28-2-2024 (WASHINGTON) President Joe Biden’s administration has unveiled a new executive order focused on safeguarding American personal data by restricting its transfer to certain countries, including China and Russia. The move comes as a response to national security concerns and aims to curb bulk transfers of Americans’ geolocation, biometric, health, and financial information.
As reported by Reuters, the order specifically targets data brokers involved in transferring sensitive personal data to “countries of concern.” These nations include China, Russia, Iran, North Korea, Cuba, and Venezuela. The order goes beyond restricting the transfer of personal data and also prohibits the transfer of any volume of data related to U.S. government personnel.

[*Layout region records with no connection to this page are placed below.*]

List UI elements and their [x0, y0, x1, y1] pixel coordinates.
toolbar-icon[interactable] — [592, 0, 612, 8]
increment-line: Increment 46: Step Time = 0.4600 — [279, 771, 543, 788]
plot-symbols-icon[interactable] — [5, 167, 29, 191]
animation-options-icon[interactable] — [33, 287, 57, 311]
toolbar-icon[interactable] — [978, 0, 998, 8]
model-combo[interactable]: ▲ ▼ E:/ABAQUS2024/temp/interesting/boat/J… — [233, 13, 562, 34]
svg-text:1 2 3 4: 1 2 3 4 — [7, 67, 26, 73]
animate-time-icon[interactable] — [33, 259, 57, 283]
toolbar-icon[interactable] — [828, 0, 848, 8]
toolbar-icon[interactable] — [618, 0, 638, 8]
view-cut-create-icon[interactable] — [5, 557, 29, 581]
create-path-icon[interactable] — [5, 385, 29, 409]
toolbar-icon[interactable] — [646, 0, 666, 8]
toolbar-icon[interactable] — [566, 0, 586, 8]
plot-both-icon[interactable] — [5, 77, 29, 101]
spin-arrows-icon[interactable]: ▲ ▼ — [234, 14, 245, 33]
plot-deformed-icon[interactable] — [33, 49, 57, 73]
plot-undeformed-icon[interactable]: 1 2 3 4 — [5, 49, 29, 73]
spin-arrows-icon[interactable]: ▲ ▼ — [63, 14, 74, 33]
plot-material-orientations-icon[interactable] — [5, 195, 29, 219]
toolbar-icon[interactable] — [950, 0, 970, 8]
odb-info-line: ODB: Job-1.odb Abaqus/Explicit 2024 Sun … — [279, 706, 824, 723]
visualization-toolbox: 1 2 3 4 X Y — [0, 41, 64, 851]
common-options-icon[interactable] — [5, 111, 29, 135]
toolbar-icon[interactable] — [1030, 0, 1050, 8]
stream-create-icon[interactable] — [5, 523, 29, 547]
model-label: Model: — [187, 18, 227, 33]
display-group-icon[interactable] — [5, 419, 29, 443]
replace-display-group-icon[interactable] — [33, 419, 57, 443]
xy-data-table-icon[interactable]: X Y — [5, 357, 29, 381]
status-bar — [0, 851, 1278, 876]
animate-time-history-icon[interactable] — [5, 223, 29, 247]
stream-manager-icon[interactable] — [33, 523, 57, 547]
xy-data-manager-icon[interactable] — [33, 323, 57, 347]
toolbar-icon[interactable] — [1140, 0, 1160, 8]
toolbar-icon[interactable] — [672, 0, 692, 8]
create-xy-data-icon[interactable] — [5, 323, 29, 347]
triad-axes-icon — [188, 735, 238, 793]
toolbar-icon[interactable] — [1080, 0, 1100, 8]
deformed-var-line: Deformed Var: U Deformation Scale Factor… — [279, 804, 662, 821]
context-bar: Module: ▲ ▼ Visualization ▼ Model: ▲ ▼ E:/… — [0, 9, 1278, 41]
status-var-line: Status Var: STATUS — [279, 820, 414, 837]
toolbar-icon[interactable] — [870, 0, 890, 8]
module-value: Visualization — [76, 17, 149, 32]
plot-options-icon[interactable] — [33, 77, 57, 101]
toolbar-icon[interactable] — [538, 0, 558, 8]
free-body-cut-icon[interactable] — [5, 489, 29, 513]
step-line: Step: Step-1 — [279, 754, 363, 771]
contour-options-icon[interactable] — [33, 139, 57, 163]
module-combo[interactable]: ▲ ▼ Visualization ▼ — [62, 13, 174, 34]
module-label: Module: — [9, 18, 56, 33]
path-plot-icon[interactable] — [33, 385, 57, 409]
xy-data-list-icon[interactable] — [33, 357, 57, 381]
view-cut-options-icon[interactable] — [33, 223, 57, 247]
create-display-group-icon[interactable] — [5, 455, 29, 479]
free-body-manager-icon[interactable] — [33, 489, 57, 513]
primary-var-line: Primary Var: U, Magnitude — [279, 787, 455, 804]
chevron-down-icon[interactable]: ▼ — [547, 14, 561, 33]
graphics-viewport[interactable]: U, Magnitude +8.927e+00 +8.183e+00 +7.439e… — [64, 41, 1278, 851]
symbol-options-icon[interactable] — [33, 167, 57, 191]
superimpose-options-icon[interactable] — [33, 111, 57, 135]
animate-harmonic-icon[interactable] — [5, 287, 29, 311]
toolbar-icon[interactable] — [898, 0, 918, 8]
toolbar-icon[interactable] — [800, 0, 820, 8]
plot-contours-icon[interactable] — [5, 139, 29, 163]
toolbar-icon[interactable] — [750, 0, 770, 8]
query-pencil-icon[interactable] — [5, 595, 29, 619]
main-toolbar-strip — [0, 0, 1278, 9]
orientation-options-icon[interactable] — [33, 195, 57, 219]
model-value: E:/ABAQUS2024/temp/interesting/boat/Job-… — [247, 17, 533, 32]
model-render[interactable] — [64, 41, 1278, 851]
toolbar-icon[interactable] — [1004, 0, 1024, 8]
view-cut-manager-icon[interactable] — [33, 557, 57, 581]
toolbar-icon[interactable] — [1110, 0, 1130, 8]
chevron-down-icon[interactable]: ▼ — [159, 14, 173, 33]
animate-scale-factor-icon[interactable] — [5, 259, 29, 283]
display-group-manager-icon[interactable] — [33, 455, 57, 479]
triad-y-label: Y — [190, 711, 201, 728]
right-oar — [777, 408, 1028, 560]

U.S. officials emphasized that China and Russia, in particular, have been acquiring sensitive American personal data through data brokers. This data has been exploited for various activities, including cyber-enabled attacks, espionage, and blackmail. While buying data through data brokers is currently legal in the United States, the officials argue that it presents a gap in the country’s national security toolkit, which the new order aims to address.
This executive order is part of broader efforts by Washington to control the flow of American data to China, given the ongoing trade and technology tensions between the two nations. The U.S. Congress is also contemplating legislation to prohibit federal agencies from contracting with specific Chinese entities, including BGI Group and Wuxi APPTEC, to prevent access to American genetic and health information.
The officials explained that transactions with data brokers knowingly transferring information to “countries of concern” will be banned. The order also prohibits all genomic data transfers. For other classes of data, such as biometric and financial information, transfers will only be banned if they meet certain volume thresholds and are destined for the specified countries.
To mitigate concerns about hampering economic activity, certain types of data, including corporate payroll and compliance, are exempt from the restrictions. Additionally, specific transactions, such as cloud services, employment agreements, and investments, will be permitted with certain security requirements, such as encryption and anonymization.